Lucía sintió un escalofrío recorrer su cuerpo cuando las puertas de la iglesia se cerraron con un estruendoso golpe. El sonido reverberó por las paredes, llenando el espacio sagrado con una ominosa sensación de claustrofobia.
Las voces, etéreas y desconcertantes, la llamaban desde las sombras, susurros que danzaban en el aire como ecos distorsionados. Cada llamado, cada invocación de "hermana", se clavaba en su mente, desafiando su cordura.
Trató de avanzar hacia la salida, pero un invisible muro la detuvo. Las puertas, que segundos antes habían estado abiertas, ahora estaban selladas, como si el edificio mismo se hubiera convertido en una trampa para ella.

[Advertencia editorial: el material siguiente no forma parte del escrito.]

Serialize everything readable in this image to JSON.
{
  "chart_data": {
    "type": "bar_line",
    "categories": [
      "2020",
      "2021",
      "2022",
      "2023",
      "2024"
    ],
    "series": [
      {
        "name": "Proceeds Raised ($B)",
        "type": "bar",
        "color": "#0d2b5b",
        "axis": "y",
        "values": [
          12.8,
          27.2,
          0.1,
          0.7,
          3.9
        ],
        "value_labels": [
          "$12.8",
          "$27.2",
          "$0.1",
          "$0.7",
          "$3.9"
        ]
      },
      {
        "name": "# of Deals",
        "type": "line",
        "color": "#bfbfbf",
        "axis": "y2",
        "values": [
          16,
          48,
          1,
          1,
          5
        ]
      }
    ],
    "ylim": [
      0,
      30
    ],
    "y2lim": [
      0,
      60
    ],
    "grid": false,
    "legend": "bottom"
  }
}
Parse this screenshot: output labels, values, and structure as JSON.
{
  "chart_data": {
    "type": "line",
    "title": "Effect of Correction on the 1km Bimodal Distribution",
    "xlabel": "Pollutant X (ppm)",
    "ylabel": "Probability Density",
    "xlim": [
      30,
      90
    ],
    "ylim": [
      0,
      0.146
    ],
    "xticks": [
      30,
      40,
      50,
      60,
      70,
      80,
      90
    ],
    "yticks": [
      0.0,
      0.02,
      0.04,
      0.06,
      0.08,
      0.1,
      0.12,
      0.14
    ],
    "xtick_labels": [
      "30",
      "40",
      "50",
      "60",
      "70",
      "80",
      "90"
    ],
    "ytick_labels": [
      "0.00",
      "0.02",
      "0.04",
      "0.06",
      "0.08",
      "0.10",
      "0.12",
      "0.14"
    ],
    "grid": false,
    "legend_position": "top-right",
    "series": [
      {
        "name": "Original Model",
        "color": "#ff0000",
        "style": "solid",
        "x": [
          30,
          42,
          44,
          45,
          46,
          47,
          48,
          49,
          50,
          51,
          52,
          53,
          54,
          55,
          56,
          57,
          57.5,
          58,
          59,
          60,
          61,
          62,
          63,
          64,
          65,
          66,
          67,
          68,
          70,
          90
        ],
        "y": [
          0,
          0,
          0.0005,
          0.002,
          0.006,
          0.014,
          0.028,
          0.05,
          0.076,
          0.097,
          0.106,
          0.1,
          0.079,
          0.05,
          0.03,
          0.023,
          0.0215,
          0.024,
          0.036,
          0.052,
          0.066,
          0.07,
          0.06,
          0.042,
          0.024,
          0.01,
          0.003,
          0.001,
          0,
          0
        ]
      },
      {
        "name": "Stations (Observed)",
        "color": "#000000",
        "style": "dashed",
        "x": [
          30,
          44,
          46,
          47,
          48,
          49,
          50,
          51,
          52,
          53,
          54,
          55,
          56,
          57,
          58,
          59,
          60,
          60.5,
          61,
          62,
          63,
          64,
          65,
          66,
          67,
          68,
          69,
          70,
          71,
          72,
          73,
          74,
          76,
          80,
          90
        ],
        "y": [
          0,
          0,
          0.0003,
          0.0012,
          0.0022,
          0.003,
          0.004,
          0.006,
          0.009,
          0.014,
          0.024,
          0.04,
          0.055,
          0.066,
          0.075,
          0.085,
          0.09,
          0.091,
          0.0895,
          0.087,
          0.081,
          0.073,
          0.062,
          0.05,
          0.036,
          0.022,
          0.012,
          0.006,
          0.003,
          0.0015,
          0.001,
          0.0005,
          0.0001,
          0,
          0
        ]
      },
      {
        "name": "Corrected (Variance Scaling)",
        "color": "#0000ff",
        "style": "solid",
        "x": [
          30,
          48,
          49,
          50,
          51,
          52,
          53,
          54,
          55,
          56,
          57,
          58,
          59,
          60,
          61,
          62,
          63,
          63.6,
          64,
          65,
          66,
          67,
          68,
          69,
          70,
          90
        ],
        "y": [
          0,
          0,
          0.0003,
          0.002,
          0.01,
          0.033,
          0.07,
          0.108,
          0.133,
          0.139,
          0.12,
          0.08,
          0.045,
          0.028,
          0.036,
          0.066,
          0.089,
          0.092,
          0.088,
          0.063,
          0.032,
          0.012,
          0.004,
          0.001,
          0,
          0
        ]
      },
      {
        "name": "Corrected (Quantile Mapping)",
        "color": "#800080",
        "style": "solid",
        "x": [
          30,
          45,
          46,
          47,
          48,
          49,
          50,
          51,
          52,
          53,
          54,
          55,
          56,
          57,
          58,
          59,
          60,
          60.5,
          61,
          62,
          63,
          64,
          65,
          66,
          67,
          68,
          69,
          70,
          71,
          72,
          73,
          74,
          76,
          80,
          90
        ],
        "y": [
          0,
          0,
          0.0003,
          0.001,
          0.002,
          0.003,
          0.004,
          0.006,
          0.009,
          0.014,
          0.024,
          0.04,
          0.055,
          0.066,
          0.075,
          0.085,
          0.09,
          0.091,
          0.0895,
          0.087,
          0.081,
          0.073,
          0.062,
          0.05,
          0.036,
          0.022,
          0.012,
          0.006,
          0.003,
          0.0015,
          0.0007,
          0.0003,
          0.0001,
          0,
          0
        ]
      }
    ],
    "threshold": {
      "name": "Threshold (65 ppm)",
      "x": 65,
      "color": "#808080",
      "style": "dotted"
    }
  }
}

El ambiente en la iglesia se tornó aún más oscuro. Las velas parpadeantes proyectaban sombras retorcidas que se alzaban en las paredes y el suelo, una danza macabra que parecía tener vida propia.
En medio de la penumbra, una nueva figura emergió de las sombras. No era ni Clara ni Sofía, era la tercera muñeca. Su presencia emanaba una melancolía que envolvía la habitación, como si cargara consigo los lamentos de un pasado olvidado.
Esta nueva muñeca, que sostenía una rosa marchita en su mano rota, se acercó a Lucía con un movimiento lento y pausado. Su vestido desgastado y su rostro de porcelana mostraban signos de antigüedad y desgaste, como si hubiera existido a lo largo de los siglos.
Con una voz suave pero llena de resignación, la muñeca se presentó: "Soy Elena". Las palabras resonaron en la iglesia, llevando consigo un aire de tristeza y desesperanza.
Lucía, abrumada por el terror y la confusión, retrocedió, sintiendo que cada pulgada de la iglesia se cerraba sobre ella. Sus pensamientos se mezclaban con las voces que la llamaban hermana, una cacofonía de susurros enloquecedores que la aturdían.
Con un esfuerzo, intentó encontrar una salida, pero las puertas seguían cerradas, negándole la libertad. Se refugió en una esquina, observando con temor a la muñeca Elena, mientras la sensación de estar atrapada en un sueño oscuro se intensificaba.
El silencio se apoderó de la iglesia, roto únicamente por las risas distantes de niños, un eco fantasmal que flotaba en el aire, aumentando aún más la sensación de inquietud y desasosiego.
Elena, la muñeca antigua con su rosa marchita, permanecía en su lugar, una presencia etérea en la vasta oscuridad de la iglesia. Las sombras parecían converger a su alrededor, como si estuviera conectada de alguna manera con la misteriosa opresión que envolvía el lugar.
Así, en medio del escenario de la iglesia, Lucía se encontraba sola con Elena y las voces susurrantes, presa en un enigma que desafiaba toda lógica y cordura, una pesadilla de la que no podía despertar.